The councilors pegged the potential state funding losses for the city at $1.8 million to $2 million in state revenue sharing over the next 18 months, and cited recent and proposed cuts in education funding amounting to $754,000 this year and up to $2 million next year. They said plans to adjust the reimbursement formula for general assistance could mean the loss of an additional $550,000 during next fiscal year.

They urged residents to check out the proposed supplemental budget and its effect on municipalities and “join us in demanding that these proposed reductions be restored.”

Perry’s question for the councilors was how, then, did they think the budget gap should be closed.

“Are you talking about [having state government] absorb all $438 million worth of cuts [or] are you advocating for an increase in the sales tax?”

Noting that the councilors had taken positions on state budget issues in the past, Perry told them, “If that’s your position, that we need to increase taxes on the state level because there’s no place for the city to cut, I think it’s an obligation to stand up and say that to the public.”

Perry asked for “feedback and ideas that we may be able to use to undo the pain.”

Though council Chairman Richard Stone warned that the meeting was not the proper forum for a debate, a few councilors offered responses, including Councilor Hal Wheeler.

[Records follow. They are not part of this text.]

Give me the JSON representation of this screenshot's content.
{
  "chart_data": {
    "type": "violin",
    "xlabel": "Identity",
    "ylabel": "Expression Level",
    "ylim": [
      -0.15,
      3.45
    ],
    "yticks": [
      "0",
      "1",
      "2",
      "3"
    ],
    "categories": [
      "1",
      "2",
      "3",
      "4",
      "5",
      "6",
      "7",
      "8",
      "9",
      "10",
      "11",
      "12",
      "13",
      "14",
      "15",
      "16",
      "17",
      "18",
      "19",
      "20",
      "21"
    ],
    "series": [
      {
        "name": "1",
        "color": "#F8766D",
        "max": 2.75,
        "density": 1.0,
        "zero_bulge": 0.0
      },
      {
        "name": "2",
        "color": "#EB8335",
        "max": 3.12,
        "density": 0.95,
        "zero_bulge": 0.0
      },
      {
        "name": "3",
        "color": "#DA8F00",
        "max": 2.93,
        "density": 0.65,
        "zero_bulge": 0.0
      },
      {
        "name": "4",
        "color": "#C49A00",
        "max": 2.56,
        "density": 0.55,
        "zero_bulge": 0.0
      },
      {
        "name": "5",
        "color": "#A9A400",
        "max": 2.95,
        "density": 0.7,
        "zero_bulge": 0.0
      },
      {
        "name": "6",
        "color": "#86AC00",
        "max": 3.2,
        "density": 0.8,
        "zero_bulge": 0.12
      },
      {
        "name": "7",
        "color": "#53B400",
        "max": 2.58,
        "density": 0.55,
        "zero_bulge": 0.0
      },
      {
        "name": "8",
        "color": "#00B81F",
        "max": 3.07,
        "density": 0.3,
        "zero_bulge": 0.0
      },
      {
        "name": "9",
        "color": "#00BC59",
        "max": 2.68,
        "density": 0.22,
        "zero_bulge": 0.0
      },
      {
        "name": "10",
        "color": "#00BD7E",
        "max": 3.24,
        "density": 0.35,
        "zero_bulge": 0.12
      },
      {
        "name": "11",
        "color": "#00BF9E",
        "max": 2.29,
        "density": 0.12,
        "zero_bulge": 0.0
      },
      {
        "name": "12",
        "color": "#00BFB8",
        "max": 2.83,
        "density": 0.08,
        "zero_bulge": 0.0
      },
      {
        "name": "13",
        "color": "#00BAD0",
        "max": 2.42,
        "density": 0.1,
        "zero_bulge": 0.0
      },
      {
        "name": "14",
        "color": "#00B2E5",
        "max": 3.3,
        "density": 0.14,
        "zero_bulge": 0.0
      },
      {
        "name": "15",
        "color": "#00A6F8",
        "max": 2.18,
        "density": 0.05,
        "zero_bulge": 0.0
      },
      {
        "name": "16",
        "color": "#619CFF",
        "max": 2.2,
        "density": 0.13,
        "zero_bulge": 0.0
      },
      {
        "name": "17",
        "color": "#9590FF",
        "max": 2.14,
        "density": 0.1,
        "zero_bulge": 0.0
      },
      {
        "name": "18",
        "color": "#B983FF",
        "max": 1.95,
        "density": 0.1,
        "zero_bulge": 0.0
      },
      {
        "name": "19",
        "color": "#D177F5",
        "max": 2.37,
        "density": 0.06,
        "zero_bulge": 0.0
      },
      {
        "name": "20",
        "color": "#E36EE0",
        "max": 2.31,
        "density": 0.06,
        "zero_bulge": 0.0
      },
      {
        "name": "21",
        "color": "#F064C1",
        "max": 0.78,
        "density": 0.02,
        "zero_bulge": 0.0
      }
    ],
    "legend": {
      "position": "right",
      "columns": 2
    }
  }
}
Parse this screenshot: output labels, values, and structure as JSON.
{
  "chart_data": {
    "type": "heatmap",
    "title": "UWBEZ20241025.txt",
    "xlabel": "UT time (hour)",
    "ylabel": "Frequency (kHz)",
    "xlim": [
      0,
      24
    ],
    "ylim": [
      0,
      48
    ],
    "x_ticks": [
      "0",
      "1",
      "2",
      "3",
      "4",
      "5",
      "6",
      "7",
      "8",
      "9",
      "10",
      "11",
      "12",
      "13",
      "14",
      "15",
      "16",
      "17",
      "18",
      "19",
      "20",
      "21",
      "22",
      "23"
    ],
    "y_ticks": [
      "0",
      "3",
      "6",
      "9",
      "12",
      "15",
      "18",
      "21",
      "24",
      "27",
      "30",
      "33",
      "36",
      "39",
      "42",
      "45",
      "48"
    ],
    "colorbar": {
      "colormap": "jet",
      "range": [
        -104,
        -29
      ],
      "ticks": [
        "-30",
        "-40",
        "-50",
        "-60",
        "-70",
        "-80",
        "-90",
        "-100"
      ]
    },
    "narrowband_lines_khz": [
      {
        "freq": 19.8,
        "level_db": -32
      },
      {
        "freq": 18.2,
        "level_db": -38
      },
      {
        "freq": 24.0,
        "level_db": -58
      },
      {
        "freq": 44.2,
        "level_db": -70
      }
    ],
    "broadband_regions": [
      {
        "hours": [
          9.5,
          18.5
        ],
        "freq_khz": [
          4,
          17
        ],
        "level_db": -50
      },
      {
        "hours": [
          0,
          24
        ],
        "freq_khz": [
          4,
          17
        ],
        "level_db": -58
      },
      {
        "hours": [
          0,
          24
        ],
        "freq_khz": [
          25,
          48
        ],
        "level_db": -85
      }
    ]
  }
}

Wheeler said cuts to general assistance might not amount to an “unfunded mandate,” but that general assistance was an entitlement program, “and we have no choice but to provide it.” Regarding education cuts, he said the state has yet to meet the 55 percent share voters passed in 2004.

“I think you can understand that gives cause to be very concerned about priorities being set this budget year,” he said. “I hope you will be addressing the governor’s adamant refusal to even consider a temporary increase in the sales tax, which could result in $90 [million] to $180 million in additional revenues.”